The catalytic cycle of Mus81-Mms4 involves DNA junction discontinuity recognition, substrate bending, and protein conformational changes. Mus81-Mms4 sampling of joint DNA junctions entails (1) beinding of DNA duplex arms flanking a backbone discontinuity, and the adoption of a more globular heterodimer shape relative to its significantly non-globular shape in solution (yellow circle represents the nuclease active site on Mus81 and the DNA end at the junction is indicated by a blue dot). (2) Mus81-Mms4 interaction with duplex DNA flanking the branch point (up to and including direct interaction with the DNA backbone discontinuity) leads to substantial kinking of DNA at a vertex defined by the branch point; substrate bending may be coupled to a secondary conformational change in the heterodimer as well as melting of four base pairs upstream from the junction branch point, which (3) positions the nuclease domain to direct hydrolysis of the phosphodiester bond between the fourth and fifth upstream nucleotides. (4) Product release completes the catalytic cycle. For simplicity the 3′-flap substrate is shown, but the model is intended to all cleavable substrates and substrate bending was verified for the nHJ substrate.

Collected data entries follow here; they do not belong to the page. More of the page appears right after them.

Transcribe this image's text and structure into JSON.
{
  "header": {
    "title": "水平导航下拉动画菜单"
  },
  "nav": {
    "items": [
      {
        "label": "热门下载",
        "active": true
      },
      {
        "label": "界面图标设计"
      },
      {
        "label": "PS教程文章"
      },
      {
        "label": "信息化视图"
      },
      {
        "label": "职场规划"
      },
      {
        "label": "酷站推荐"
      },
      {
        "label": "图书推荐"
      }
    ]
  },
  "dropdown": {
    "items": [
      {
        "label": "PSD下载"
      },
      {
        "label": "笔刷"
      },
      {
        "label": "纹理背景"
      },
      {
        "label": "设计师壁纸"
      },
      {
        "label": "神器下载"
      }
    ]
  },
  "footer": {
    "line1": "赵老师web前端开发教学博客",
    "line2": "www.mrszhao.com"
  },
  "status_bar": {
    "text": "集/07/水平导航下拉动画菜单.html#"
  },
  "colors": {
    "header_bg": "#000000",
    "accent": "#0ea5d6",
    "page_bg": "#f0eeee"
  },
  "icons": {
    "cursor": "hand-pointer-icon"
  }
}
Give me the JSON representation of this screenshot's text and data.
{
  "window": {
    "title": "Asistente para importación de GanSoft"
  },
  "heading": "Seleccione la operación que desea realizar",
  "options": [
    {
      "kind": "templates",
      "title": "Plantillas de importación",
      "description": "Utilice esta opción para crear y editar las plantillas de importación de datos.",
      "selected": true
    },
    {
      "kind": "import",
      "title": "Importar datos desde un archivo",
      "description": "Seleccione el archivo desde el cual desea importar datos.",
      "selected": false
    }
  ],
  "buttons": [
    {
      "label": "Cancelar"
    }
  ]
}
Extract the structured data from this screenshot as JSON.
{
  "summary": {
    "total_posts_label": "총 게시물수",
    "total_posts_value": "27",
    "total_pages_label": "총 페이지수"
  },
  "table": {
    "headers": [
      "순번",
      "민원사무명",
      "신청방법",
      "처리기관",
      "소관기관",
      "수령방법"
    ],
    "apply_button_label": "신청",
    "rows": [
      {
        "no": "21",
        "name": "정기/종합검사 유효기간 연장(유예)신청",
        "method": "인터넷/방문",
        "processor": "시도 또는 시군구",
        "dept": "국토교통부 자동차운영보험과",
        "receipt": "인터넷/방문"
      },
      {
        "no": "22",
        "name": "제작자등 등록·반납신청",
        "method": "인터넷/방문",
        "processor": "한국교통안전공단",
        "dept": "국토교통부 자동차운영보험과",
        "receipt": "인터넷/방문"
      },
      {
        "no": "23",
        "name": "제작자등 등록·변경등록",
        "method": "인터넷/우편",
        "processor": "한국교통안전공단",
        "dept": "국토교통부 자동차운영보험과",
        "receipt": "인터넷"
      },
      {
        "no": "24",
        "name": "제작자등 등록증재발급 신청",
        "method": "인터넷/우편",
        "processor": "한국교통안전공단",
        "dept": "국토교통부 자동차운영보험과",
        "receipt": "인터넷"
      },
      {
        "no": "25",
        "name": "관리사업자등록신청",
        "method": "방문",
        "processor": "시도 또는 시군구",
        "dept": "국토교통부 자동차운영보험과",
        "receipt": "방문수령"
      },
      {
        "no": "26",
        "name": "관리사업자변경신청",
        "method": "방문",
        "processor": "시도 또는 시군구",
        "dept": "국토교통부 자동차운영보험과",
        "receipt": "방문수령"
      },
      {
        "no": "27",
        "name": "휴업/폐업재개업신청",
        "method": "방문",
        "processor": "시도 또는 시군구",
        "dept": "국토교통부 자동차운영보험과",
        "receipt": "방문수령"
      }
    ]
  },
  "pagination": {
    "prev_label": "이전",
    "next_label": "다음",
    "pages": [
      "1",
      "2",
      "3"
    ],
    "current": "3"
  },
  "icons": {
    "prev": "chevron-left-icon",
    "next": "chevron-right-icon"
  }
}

Beyond DNA structure-selective nucleases, DNA substrate bending appears to be common to multiple, evolutionarily diverse families of DNA metabolic enzymes. The eubacterial mismatch recognition factor MutS, for example, bends DNA as part of its search mode for DNA mismatches (51). The potential energy stored in the bent DNA may be transferred to a conformational change in MutS, which activates later steps in the mismatch repair pathway. S. cerevisiae Top2 induces a 150° bend in its gate-DNA substrate, associated with substantial conformational changes that facilitate nucleophilic attack on the phosphodiester backbone (57). So severe is the distortion in the Top2-gate DNA complex that DNA in the catalytic center is transitioned to A-form structure. In these examples, the enzyme is adapted to mechanical properties of its DNA substrate, which can be bent to an angular and rotational orientation accommodated or enforced by a conformational change in the protein complex. Compatibility to bending alters presentation of scissile bonds and promotes responsive conformational changes in the enzyme that lead to catalysis (51).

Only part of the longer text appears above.